Yep. I've personally been in the situation where I had to show someone that I co...

thraxil · on April 20, 2022

I remember going to a PyData conference in... 2011 (maybe off by a year or two)... and one of the presenters making the point that if your data was less than about 10-100TB range, you were almost certainly better off running your code in a tight loop on one beefy server than trying to use Hadoop or a similar MapReduce cluster approach. He said that when he got a job, he'd often start by writing up the generic MapReduce code (one of the advantages is that it tends to be very simple to implement), starting the job running, and then writing a dedicated tight loop version while it ran. He almost always finished implementing the optimized version, got it loaded onto a server, and completed the analysis long before the MapReduce job had finished. The MapReduce implementation was just there as "insurance" if, eg, he hit 5pm on Friday without his optimized version quite done, he could go home and the MR job might just finish over the weekend.

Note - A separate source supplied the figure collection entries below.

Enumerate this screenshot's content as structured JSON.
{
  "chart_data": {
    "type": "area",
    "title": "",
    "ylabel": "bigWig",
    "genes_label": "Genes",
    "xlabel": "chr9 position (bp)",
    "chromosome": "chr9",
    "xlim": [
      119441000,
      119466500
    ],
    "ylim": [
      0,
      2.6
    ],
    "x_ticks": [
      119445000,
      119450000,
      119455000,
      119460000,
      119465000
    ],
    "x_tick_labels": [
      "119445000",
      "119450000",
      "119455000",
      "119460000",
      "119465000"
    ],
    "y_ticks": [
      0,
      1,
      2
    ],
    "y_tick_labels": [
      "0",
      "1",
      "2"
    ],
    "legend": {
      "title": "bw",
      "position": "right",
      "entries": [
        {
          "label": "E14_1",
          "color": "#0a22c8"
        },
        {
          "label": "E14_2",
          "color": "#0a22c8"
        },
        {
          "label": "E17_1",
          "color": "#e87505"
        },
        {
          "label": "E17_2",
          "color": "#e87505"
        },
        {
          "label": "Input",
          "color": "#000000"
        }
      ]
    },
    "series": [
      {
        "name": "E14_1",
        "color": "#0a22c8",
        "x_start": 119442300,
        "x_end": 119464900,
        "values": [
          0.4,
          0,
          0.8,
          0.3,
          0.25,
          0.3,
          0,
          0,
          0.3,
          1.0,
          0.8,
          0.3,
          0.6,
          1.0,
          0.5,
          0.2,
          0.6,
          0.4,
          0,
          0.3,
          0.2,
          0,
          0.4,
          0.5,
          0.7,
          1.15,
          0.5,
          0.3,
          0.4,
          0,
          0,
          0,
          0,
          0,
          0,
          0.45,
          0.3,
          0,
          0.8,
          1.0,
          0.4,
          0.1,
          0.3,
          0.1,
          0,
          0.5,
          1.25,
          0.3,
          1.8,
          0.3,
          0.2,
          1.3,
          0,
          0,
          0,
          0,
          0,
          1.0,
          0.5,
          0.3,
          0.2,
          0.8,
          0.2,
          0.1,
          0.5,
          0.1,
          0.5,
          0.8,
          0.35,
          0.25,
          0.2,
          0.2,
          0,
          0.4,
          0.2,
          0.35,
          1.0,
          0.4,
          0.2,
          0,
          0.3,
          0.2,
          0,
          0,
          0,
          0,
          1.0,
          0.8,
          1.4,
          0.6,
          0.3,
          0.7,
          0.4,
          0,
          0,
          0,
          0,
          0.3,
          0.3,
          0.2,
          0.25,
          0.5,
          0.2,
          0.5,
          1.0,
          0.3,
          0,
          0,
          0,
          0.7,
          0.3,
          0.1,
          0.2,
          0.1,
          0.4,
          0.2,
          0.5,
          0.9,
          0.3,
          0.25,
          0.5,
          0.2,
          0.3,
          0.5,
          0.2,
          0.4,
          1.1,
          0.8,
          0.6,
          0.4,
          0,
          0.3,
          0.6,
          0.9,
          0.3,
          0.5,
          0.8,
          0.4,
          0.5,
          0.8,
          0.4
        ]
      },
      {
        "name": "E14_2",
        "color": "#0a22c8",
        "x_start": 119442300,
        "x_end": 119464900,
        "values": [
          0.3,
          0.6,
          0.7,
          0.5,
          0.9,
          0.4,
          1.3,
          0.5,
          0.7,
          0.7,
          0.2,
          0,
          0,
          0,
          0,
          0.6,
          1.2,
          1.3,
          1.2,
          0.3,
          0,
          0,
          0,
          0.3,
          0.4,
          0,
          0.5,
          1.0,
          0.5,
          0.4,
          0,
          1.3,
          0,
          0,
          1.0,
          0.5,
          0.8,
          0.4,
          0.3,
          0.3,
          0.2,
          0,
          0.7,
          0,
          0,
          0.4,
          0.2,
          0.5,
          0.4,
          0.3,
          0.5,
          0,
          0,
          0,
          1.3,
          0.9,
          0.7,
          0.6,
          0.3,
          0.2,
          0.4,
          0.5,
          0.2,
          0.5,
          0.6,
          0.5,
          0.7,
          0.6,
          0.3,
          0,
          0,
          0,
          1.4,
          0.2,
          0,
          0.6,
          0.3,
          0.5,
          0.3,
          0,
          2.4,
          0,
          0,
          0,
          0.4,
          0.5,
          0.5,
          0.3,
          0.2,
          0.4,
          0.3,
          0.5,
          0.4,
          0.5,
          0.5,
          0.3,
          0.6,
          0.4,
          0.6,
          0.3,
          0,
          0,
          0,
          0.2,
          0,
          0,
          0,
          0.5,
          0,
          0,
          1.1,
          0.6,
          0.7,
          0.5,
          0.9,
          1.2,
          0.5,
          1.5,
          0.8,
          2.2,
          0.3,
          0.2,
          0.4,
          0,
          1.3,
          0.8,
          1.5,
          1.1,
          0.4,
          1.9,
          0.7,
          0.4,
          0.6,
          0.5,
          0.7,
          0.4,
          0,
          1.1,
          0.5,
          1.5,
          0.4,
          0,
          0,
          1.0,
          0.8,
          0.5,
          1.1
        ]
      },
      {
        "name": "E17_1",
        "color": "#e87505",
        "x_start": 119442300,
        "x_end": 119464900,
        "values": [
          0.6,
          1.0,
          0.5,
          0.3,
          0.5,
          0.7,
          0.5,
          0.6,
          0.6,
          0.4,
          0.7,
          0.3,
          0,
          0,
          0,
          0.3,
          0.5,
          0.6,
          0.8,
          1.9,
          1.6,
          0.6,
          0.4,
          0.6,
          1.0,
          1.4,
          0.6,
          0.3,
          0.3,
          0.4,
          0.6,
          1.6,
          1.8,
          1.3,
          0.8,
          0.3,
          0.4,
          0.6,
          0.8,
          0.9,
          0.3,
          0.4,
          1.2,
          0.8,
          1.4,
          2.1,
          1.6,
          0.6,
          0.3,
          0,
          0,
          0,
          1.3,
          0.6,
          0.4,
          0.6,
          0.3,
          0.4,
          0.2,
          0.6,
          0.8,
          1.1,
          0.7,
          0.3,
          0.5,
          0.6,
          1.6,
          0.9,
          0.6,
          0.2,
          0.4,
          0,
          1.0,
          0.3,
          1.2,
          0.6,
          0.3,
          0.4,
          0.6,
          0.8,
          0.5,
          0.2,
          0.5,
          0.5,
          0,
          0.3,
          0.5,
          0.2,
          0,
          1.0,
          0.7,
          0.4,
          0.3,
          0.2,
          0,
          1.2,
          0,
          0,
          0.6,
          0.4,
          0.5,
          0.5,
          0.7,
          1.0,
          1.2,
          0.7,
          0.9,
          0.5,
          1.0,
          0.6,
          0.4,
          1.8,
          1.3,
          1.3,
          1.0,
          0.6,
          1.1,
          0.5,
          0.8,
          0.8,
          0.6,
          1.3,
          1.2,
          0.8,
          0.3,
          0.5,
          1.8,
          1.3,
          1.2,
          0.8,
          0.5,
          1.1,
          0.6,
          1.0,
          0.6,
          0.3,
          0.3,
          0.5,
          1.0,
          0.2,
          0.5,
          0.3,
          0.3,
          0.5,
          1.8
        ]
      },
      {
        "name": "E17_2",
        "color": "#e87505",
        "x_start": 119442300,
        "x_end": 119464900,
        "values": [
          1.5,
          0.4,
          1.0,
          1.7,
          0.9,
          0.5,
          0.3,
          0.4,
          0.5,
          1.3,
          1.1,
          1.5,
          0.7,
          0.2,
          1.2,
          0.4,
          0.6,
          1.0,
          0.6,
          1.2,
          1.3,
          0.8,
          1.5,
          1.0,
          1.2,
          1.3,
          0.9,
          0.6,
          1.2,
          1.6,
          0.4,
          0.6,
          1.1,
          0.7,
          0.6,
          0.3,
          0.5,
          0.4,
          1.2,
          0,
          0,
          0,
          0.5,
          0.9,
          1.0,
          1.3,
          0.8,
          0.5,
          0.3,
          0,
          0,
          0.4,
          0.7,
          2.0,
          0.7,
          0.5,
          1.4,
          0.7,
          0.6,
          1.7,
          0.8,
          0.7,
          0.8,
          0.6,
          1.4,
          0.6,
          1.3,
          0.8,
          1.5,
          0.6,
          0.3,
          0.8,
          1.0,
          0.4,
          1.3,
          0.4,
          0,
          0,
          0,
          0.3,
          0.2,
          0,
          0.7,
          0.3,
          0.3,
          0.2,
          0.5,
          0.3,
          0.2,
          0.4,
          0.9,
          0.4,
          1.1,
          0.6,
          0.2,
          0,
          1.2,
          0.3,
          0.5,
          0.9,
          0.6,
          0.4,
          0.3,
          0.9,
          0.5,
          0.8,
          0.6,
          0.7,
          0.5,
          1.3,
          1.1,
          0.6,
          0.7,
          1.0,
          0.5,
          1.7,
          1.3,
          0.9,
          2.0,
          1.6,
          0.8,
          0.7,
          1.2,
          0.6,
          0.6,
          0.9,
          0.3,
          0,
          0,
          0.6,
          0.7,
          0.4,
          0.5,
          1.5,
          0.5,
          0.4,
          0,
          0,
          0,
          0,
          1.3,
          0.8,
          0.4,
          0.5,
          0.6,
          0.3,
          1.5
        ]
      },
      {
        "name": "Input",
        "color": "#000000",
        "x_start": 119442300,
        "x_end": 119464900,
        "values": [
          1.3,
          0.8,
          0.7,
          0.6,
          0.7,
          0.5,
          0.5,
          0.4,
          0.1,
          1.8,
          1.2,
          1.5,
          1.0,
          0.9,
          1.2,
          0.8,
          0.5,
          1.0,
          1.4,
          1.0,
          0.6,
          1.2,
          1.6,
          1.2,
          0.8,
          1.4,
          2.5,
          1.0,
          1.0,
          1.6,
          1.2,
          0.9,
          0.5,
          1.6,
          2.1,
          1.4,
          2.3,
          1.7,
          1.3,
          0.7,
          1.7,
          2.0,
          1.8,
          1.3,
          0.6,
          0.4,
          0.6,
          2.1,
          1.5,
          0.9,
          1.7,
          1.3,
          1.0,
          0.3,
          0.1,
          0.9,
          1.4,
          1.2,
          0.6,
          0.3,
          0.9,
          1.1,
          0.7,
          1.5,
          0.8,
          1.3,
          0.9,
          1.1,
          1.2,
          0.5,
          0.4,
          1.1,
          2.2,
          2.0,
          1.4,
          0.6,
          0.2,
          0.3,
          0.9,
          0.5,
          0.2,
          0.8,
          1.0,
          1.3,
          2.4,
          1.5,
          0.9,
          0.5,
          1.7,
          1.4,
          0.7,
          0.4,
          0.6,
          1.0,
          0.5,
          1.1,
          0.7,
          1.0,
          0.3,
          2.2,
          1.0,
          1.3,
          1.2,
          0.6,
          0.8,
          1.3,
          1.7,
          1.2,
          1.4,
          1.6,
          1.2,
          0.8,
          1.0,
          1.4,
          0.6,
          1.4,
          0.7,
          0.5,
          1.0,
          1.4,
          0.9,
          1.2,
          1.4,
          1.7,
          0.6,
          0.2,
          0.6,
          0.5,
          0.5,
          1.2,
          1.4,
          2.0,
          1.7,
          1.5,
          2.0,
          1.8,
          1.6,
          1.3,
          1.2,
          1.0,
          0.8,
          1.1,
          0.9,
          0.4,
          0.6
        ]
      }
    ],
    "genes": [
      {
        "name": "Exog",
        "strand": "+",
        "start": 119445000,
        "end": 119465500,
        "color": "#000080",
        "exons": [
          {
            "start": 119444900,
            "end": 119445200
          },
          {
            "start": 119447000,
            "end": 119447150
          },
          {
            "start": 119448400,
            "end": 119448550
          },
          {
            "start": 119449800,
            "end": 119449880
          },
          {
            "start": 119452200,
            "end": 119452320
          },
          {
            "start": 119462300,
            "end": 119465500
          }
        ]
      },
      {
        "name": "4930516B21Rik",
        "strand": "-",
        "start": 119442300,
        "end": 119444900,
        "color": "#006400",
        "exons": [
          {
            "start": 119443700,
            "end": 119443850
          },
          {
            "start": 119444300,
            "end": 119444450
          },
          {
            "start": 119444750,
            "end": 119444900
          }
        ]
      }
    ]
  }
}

hathawsh · on April 19, 2022

I suggest a new rule of thumb: if the data can fit on a micro SD card [1], then it's smaller than a thumb, so it can't be big data. ;-)

[1] https://www.amazon.com/SanDisk-Extreme-microSDXC-Memory-Adap...

bombcar · on April 20, 2022

My rule of thumb has been “if I could afford to put the data in RAM it’s not that big a deal”.

dharmab · on April 20, 2022

Also "If the data could fit on a laptop or desktop I can buy at a retail store"

lazide · on April 20, 2022

Uh oh, a lot of ML startups just freaked out! Name brand 1TB microSDXC cards are less than $200 on Amazon.